The character of central nervous system (CNS)
HIV infection and its effects on neuronal integrity vary with evolving systemic
infection. Using a cross-sectional design and archived samples, we compared concentrations of cerebrospinal fluid (CSF) neuronal
biomarkers in 143 samples from 8 HIV-infected subject groups representing a spectrum of untreated systemic HIV progression and viral suppression: primary
infection; four groups of chronic
HIV infection neuroasymptomatic (NA) subjects defined by blood CD4+ T cells of >350, 200-349, 50-199, and <50 cells/µL; HAD; treatment-induced viral suppression; and 'elite' controllers. Samples from 20 HIV-uninfected controls were also examined.
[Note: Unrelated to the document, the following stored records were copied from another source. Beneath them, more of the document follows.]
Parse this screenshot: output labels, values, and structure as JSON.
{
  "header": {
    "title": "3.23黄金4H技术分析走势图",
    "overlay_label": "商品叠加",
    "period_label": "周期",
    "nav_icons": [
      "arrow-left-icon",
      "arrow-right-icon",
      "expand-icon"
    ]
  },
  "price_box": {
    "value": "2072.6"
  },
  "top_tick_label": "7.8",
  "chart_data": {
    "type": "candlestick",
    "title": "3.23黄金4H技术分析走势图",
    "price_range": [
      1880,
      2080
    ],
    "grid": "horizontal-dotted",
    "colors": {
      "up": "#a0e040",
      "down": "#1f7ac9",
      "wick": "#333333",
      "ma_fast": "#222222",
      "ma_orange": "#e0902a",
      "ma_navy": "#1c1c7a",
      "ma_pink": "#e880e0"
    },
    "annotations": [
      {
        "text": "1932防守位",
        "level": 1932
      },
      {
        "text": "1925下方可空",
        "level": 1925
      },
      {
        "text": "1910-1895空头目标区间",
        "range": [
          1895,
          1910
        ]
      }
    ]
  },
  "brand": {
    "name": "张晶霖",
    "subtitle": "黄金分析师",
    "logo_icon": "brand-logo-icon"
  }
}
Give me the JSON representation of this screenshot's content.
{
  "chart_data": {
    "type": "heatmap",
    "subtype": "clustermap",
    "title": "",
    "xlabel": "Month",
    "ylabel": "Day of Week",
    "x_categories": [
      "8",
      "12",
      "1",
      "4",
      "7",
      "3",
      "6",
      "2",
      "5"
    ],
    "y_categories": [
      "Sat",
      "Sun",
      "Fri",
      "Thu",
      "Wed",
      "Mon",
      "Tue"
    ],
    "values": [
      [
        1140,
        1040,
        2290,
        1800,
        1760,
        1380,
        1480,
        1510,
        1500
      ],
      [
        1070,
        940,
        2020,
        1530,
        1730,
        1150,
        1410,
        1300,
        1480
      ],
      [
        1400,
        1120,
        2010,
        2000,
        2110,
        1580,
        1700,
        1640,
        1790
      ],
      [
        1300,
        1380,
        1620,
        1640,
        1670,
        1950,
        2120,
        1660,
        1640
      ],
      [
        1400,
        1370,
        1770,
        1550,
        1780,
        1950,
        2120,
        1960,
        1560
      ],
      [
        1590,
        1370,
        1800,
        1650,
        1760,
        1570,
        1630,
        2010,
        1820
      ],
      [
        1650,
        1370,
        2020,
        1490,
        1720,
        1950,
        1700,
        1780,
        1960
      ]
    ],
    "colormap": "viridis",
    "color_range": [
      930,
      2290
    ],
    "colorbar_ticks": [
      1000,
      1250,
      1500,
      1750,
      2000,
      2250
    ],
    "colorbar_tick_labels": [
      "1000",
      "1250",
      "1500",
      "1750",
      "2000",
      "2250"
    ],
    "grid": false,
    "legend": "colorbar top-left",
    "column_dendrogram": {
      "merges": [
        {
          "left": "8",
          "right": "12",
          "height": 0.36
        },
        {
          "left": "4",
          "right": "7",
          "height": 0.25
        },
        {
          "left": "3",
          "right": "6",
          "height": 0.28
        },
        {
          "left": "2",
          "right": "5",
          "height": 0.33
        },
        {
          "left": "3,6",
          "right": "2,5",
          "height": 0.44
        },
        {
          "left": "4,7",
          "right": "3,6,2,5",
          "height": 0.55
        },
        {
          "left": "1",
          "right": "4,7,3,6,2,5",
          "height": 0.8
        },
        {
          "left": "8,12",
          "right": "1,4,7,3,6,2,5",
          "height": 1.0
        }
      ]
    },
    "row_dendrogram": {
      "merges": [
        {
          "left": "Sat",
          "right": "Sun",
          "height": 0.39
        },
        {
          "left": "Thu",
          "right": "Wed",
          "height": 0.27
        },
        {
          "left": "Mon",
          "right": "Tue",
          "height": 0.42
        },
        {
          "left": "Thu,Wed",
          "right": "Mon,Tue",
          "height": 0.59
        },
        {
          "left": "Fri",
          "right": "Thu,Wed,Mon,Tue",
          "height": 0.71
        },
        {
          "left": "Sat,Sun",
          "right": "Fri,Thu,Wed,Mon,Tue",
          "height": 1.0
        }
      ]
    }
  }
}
The neuronal
biomarkers included neurofilament light chain
protein (NFL), total and phosphorylated tau (t-tau, p-tau), soluble
amyloid precursor
proteins alpha and beta (sAPPα, sAPPβ) and
amyloid beta (Aβ) fragments 1-42, 1-40 and 1-38. Comparison of the
biomarker changes showed a hierarchy of sensitivity in detection and suggested evolving mechanisms with progressive injury. NFL was the most sensitive neuronal
biomarker. Its CSF concentration exceeded age-adjusted norms in all HAD patients, 75% of NA CD4<50, 40% of NA CD4 50-199, and 42% of primary
infection, indicating common neuronal injury with untreated systemic HIV
disease progression as well as transiently during early
infection. By contrast, only 75% of HAD subjects had abnormal CSF t-tau levels, and there were no significant differences in t-tau levels among the remaining groups. sAPPα and β were also abnormal (decreased) in HAD, showed less marked change than NFL with CD4 decline in the absence of HAD, and were not decreased in PHI. The CSF Aβ
peptides and p-tau concentrations did not differ among the groups, distinguishing the HIV CNS injury profile from
Alzheimer's disease. These CSF
biomarkers can serve as useful tools in selected research and clinical settings for patient classification, pathogenetic analysis, diagnosis and management.